T’aurais cru ça ?
dans l’hebdo N° 1227 Acheter ce numéro
Comme l’a (très justement) relevé Tenzin Gyatso [^2] dans sa biographie de Jean-Luc Mélenchon [^3] : il est bon, parfois, de reconnaître ses erreurs (sans quoi, pour ce qui serait d’accéder au nirvana, tu peux toujours te gratter, petit scarabée).
Moi qui te parle, par exemple : je mesure – et veux confesser – qu’il m’est arrivé, ici même, de me montrer un peu roide dans ma perception de la personnalité – tout aussi bien que des agissements – de Nicolas Sarkozy, chef de l’État français. Si je me rappelle bien, j’avais tendance à le trouver totalement affreux. Or, c’était injuste. Car il devient jour après jour plus évident, depuis sa réélection de mai dernier, que Nicolas Sarkozy pouvait (pour de bon) changer – et qu’il s’est, de fait, assoupli.
Dans le cours de son premier quinquennat, souviens-t’en, il s’était par exemple fait une pénible spécialité de nommer des ministres de l’Intérieur littéralement obsédés par le nombre d’étrangers qu’ils allaient chaque an bouter – que c’en devenait giga-flippant. Alors que là, il a trouvé en Manuel Valls un garçon beaucoup plus tempér… Attends, non, je crois que je me suis fourvoyé dans un exemple modérément probant.
Prenons plutôt, si tu veux bien, les relations de Nicolas Sarkozy avec les nanti(e)s du « grand » patronat. Sous son premier mandat, l’empressement qu’il mettait à les saturer de gâteries (fiscales, mais pas que) lui avait valu d’être affublé du sobriquet de « président des riches » – point totalement immérité puisqu’en effet le gars se montrait si appliqué à devancer les moindres désirs de la possédance qu’icelle, quotidiennement comblée, n’avait jamais rien à lui demander. C’était l’époque, remember, où il annonçait crânement qu’il allait hausser la TVA (pour mieux complaire à mâme Parisot).
Mais depuis sa réélection, cette étroite complicité est moins immédiatement évidente. Même : il arrive des fois que le Sarkozy nouveau fasse patienter le CAC. Ainsi, les « 98 plus grands patrons français » ont été obligés de lui lancer, il y a peu, un ultimatum – tu nous baisses les charges ou si qu’on t’en colle une ? – pour qu’enfin il se décide à redevenir l’hausseur de TVA qui avait fait leur bonheur entre 2007 et 2012.

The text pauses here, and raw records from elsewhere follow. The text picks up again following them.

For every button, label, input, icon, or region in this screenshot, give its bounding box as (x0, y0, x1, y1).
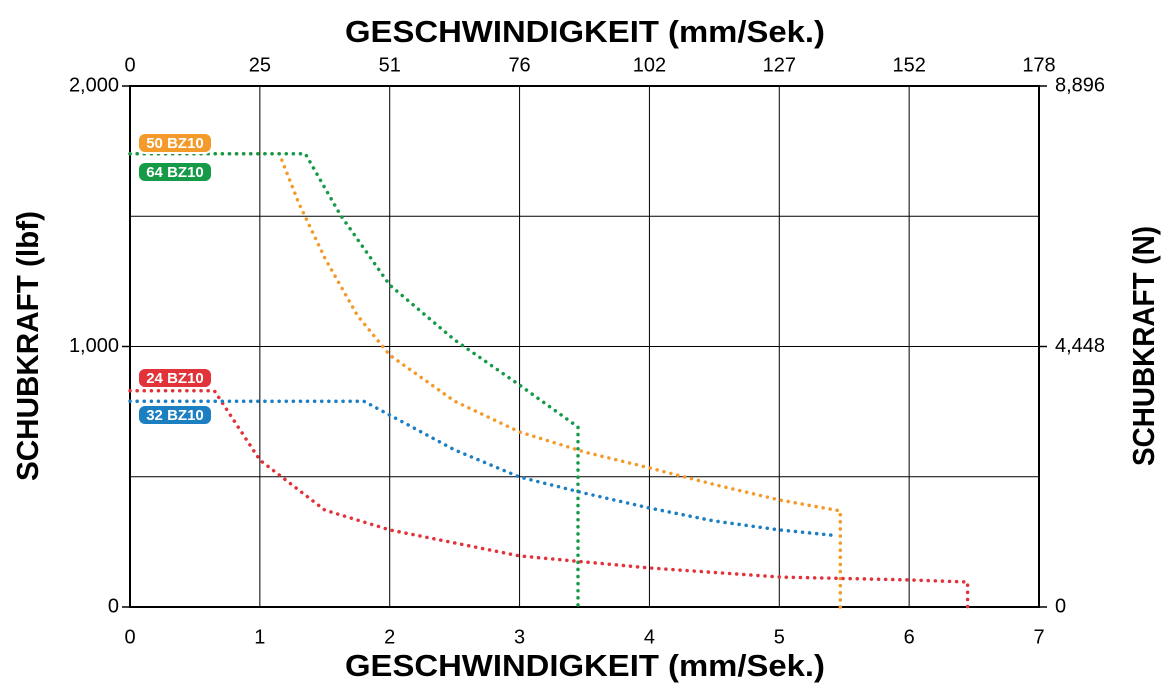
x-tick-label: 4 (644, 626, 655, 648)
series-line (128, 151, 843, 609)
legend-badge (137, 132, 213, 154)
series-line (128, 151, 580, 609)
y-tick-label: 1,000 (69, 335, 119, 357)
legend-label: 32 BZ10 (146, 407, 204, 424)
y2-tick-label: 8,896 (1055, 74, 1105, 96)
legend-badge (137, 367, 213, 389)
y2-tick-label: 4,448 (1055, 335, 1105, 357)
x2-tick-label: 102 (633, 54, 666, 76)
x2-tick-label: 25 (249, 54, 271, 76)
series-line (128, 399, 833, 537)
x2-axis-title: GESCHWINDIGKEIT (mm/Sek.) (345, 14, 825, 49)
x-tick-label: 3 (514, 626, 525, 648)
series-line (128, 389, 970, 609)
x-tick-label: 6 (904, 626, 915, 648)
y2-tick-label: 0 (1055, 595, 1066, 617)
x-tick-label: 5 (774, 626, 785, 648)
y2-axis-title: SCHUBKRAFT (N) (1126, 226, 1161, 466)
x-tick-label: 0 (124, 626, 135, 648)
x2-tick-label: 152 (892, 54, 925, 76)
x2-tick-label: 51 (379, 54, 401, 76)
x-tick-label: 2 (384, 626, 395, 648)
y-tick-label: 2,000 (69, 74, 119, 96)
legend-label: 24 BZ10 (146, 370, 204, 387)
legend-label: 64 BZ10 (146, 164, 204, 181)
legend-badge (137, 161, 213, 183)
x2-tick-label: 127 (763, 54, 796, 76)
y-tick-label: 0 (108, 595, 119, 617)
x2-tick-label: 178 (1022, 54, 1055, 76)
x2-tick-label: 76 (508, 54, 530, 76)
y-axis-title: SCHUBKRAFT (lbf) (10, 211, 45, 481)
x-tick-label: 1 (254, 626, 265, 648)
x-tick-label: 7 (1033, 626, 1044, 648)
legend-label: 50 BZ10 (146, 135, 204, 152)
legend-badge (137, 404, 213, 426)
x-axis-title: GESCHWINDIGKEIT (mm/Sek.) (345, 648, 825, 683)
x2-tick-label: 0 (124, 54, 135, 76)
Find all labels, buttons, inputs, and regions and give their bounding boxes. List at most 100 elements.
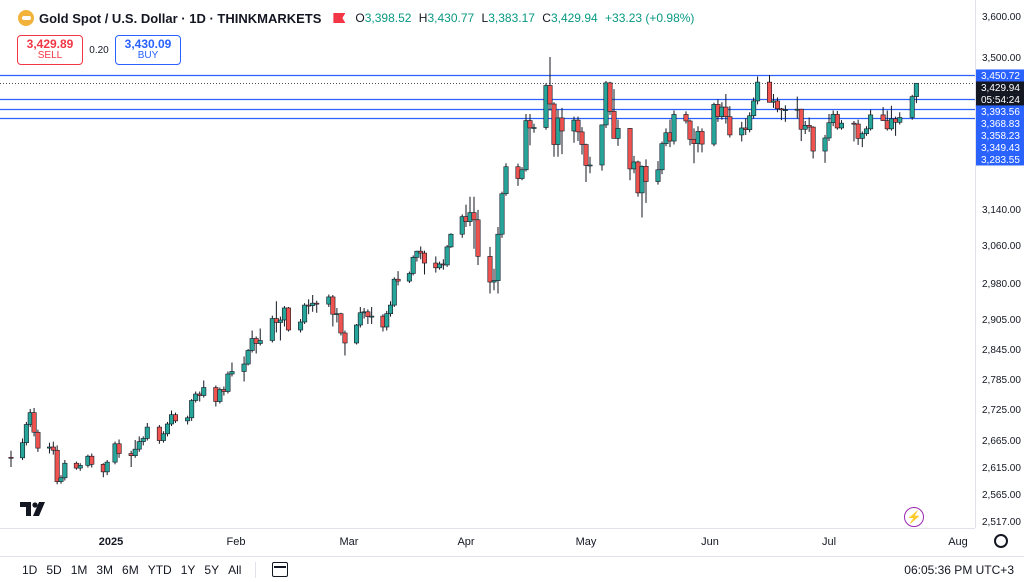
candle-71[interactable]	[414, 250, 420, 262]
candle-12[interactable]	[77, 463, 83, 471]
candle-123[interactable]	[699, 128, 705, 153]
candle-38[interactable]	[229, 362, 235, 377]
candle-131[interactable]	[747, 112, 753, 133]
candle-92[interactable]	[527, 114, 533, 146]
candle-136[interactable]	[774, 97, 780, 113]
price-label-4[interactable]: 3,368.83	[976, 117, 1024, 130]
range-button-6m[interactable]: 6M	[122, 562, 139, 577]
candle-108[interactable]	[615, 119, 621, 146]
candle-39[interactable]	[241, 356, 247, 382]
candle-103[interactable]	[587, 156, 593, 174]
candle-147[interactable]	[834, 110, 840, 130]
candle-104[interactable]	[599, 124, 605, 171]
candle-46[interactable]	[277, 316, 283, 341]
candle-67[interactable]	[391, 277, 397, 307]
chart-area[interactable]: Gold Spot / U.S. Dollar · 1D · THINKMARK…	[0, 0, 975, 528]
candle-87[interactable]	[499, 191, 505, 238]
candle-82[interactable]	[471, 196, 477, 249]
time-axis[interactable]: 2025 Feb Mar Apr May Jun Jul Aug	[0, 528, 975, 554]
candle-158[interactable]	[897, 112, 903, 125]
candle-63[interactable]	[369, 307, 375, 324]
candle-91[interactable]	[523, 114, 529, 172]
range-button-1m[interactable]: 1M	[70, 562, 88, 577]
candle-37[interactable]	[225, 371, 231, 394]
candle-95[interactable]	[547, 57, 553, 111]
range-button-all[interactable]: All	[228, 562, 242, 577]
candle-118[interactable]	[671, 110, 677, 145]
candle-10[interactable]	[62, 459, 68, 481]
sell-button[interactable]: 3,429.89 SELL	[17, 35, 83, 65]
range-button-5d[interactable]: 5D	[46, 562, 62, 577]
candle-88[interactable]	[503, 163, 509, 196]
candle-59[interactable]	[354, 324, 360, 345]
candle-48[interactable]	[285, 307, 291, 332]
candle-142[interactable]	[806, 117, 812, 132]
range-button-1y[interactable]: 1Y	[180, 562, 196, 577]
candle-107[interactable]	[611, 89, 617, 139]
candle-4[interactable]	[31, 408, 37, 437]
candle-85[interactable]	[491, 268, 497, 291]
candle-58[interactable]	[342, 330, 348, 356]
price-label-2[interactable]: 05:54:24	[976, 93, 1024, 106]
lightning-icon[interactable]: ⚡	[904, 507, 924, 527]
candle-16[interactable]	[104, 459, 110, 476]
range-button-ytd[interactable]: YTD	[147, 562, 172, 577]
candle-84[interactable]	[487, 246, 493, 294]
candle-115[interactable]	[659, 141, 665, 175]
candle-69[interactable]	[406, 271, 412, 283]
candle-7[interactable]	[50, 441, 56, 455]
clock[interactable]: 06:05:36 PM UTC+3	[904, 563, 1014, 577]
buy-button[interactable]: 3,430.09 BUY	[115, 35, 181, 65]
candle-9[interactable]	[58, 475, 64, 484]
candle-22[interactable]	[140, 436, 146, 446]
candle-86[interactable]	[495, 227, 501, 294]
candle-78[interactable]	[448, 233, 454, 248]
price-label-5[interactable]: 3,358.23	[976, 129, 1024, 142]
candle-146[interactable]	[830, 110, 836, 127]
candle-106[interactable]	[607, 81, 613, 115]
candle-114[interactable]	[655, 161, 661, 185]
candle-18[interactable]	[116, 439, 122, 458]
candle-79[interactable]	[459, 214, 465, 238]
tradingview-logo-icon[interactable]	[20, 500, 50, 518]
candle-25[interactable]	[160, 431, 166, 443]
candle-5[interactable]	[35, 429, 41, 452]
candle-101[interactable]	[579, 127, 585, 155]
candle-81[interactable]	[467, 196, 473, 227]
range-button-1d[interactable]: 1D	[22, 562, 38, 577]
candle-148[interactable]	[838, 120, 844, 130]
candle-33[interactable]	[201, 380, 207, 398]
candle-8[interactable]	[54, 445, 60, 485]
candle-83[interactable]	[475, 209, 481, 265]
candle-57[interactable]	[338, 312, 344, 336]
gear-icon[interactable]	[994, 534, 1008, 548]
candle-155[interactable]	[884, 110, 890, 131]
candle-70[interactable]	[410, 255, 416, 276]
candle-151[interactable]	[859, 131, 865, 148]
candle-50[interactable]	[302, 303, 308, 324]
symbol-title[interactable]: Gold Spot / U.S. Dollar · 1D · THINKMARK…	[39, 10, 322, 26]
candle-124[interactable]	[711, 102, 717, 147]
price-label-7[interactable]: 3,283.55	[976, 153, 1024, 166]
candle-60[interactable]	[357, 307, 363, 328]
candle-72[interactable]	[418, 246, 424, 260]
candle-143[interactable]	[810, 126, 816, 159]
candle-66[interactable]	[388, 301, 394, 317]
price-label-1[interactable]: 3,429.94	[976, 81, 1024, 94]
candle-144[interactable]	[822, 134, 828, 163]
candle-49[interactable]	[298, 319, 304, 333]
candle-1[interactable]	[20, 438, 26, 460]
candle-21[interactable]	[136, 436, 142, 452]
candle-150[interactable]	[855, 119, 861, 145]
candle-75[interactable]	[437, 261, 443, 270]
candle-129[interactable]	[739, 121, 745, 142]
candle-14[interactable]	[89, 453, 95, 468]
candle-157[interactable]	[893, 116, 899, 136]
candle-140[interactable]	[798, 108, 804, 142]
price-label-3[interactable]: 3,393.56	[976, 105, 1024, 118]
candle-127[interactable]	[723, 93, 729, 124]
candle-41[interactable]	[249, 330, 255, 353]
flag-icon[interactable]	[333, 13, 346, 23]
candle-152[interactable]	[863, 126, 869, 136]
candlestick-chart[interactable]	[0, 0, 975, 528]
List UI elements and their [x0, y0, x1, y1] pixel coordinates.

Et certes, il a finalement obtempéré – ce n’est pas non plus comme s’il s’était soudain métamorphosé en ennemi du Capital – et distribué aux ultimateux des baisses de charges façon Père Noël. Mais il n’empêche que son style est moins rugueux qu’il n’était naguère, et qu’il donne véritablement l’impression d’avoir mis un (tout petit) peu d’eau dans sa vinasse libérale – tant et si bien qu’il est permis de penser que, s’il continue sur cette même lancée, il finira, au bout d’à peine trente ou quarante quinquennats, par se convertir au socialisme : t’aurais cru ça de lui, toi ?
[^2]: Le dalaï-lama, quoi.
[^3]: Jean-Luc against the burning monks , Tenzin Gyatso, éditions du Bouddha vénère, 2012.
Sébastien Fontenelle est un garçon plein d’entrain, adepte de la nuance et du compromis. Enfin ça, c’est les jours pairs.